Oh, one of those weirdos, I thought. Like E. Gordon Gee, or John Calvin Coolidge, or M. Lynne Murphy. “Hey,” I said, “I go by my middle name, too! My first name’s Philip.” Well, that explained why I’d had trouble getting his name straight with the brief words we’d had at LSA.
“So do you live here?” Eliot asked.
“Yeah!” I replied. “Well, in __________,” the nearby city I actually live in. “Anyway, nice to see you. I’ll let you get back to your dinner.” I went back to our booth, where Doug and Adam were asking, “Who was that?”
“He’s an OSU linguist that I met at LSA,” I told them. Then it was time to order our pizza. Half an hour later, we got up to walk around the block to the Arena Grand theater to see the X-Men movie. Eliot and I waved goodbye to each other as I left.
In the theatre, I brought up the Twitter app again to look at Eliot’s Twitter profile again, but first saw that someone had mentioned me in a tweet. I clicked over to check it out, and saw that it was Eliot tweeting about me:
A small world? Oh-kay. Not that that wasn’t true, but the situation didn’t seem to meet the felicity conditions for uttering that it’s a small world. You’re only supposed to say that when you meet someone that in ordinary circumstances you wouldn’t expect to meet, because you live so far apart and haven’t seen each other in so long. It wasn’t that much more unusual for him to run into a fellow Buckeye linguist while out and about in Columbus than it was for me to occasionally see Brian Joseph at the airport, or Bob Levine at a recital for the violin school that his son and Adam go to. Was it?

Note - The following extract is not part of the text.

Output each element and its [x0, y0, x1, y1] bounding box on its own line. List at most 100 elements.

Clicking over to Eliot’s timeline, I saw that his other recent tweets were a little odd, too. Two hours before our conversation, he’d tweeted:
That’s something I’d expect from someone who hadn’t lived here very long. Or … from someone who’d come to take his town for granted, and had suddenly had his eyes opened by something like the slide I’ve seen in the Arena Grand Theater’s pre-shows, which touts Columbus as the home of the nation’s best zoo, best library, best cancer hospital, etc. Maybe that was it.
Then I finally clicked over to Eliot’s profile page. He had listed himself as J. Eliot DeGolia, of Pittsburgh.
Pittsburgh! That’s right! He was one of the local linguists who’d shown us out-of-towners some of the locally popular places to eat. Now those tweets made sense, as well as his surprised question, “You live here?” And right within his hearing, I’d been telling me family, as if I’d known him a lot better than I actually did, “He’s an OSU linguist!” I hope he didn’t take offense.
Wait! Why should he? Isn’t it a compliment to be mistaken for an OSU linguist? In any case, sorry for my conclusion-jumping, Eliot, and treating our encounter as offhandedly as something that might happen any old time I visited the OSU library or linguistics department. If I’d remembered you were from Pittsburgh, I’d have asked what brought you to Columbus. I hope you had a good time while you were here. It looks like you did.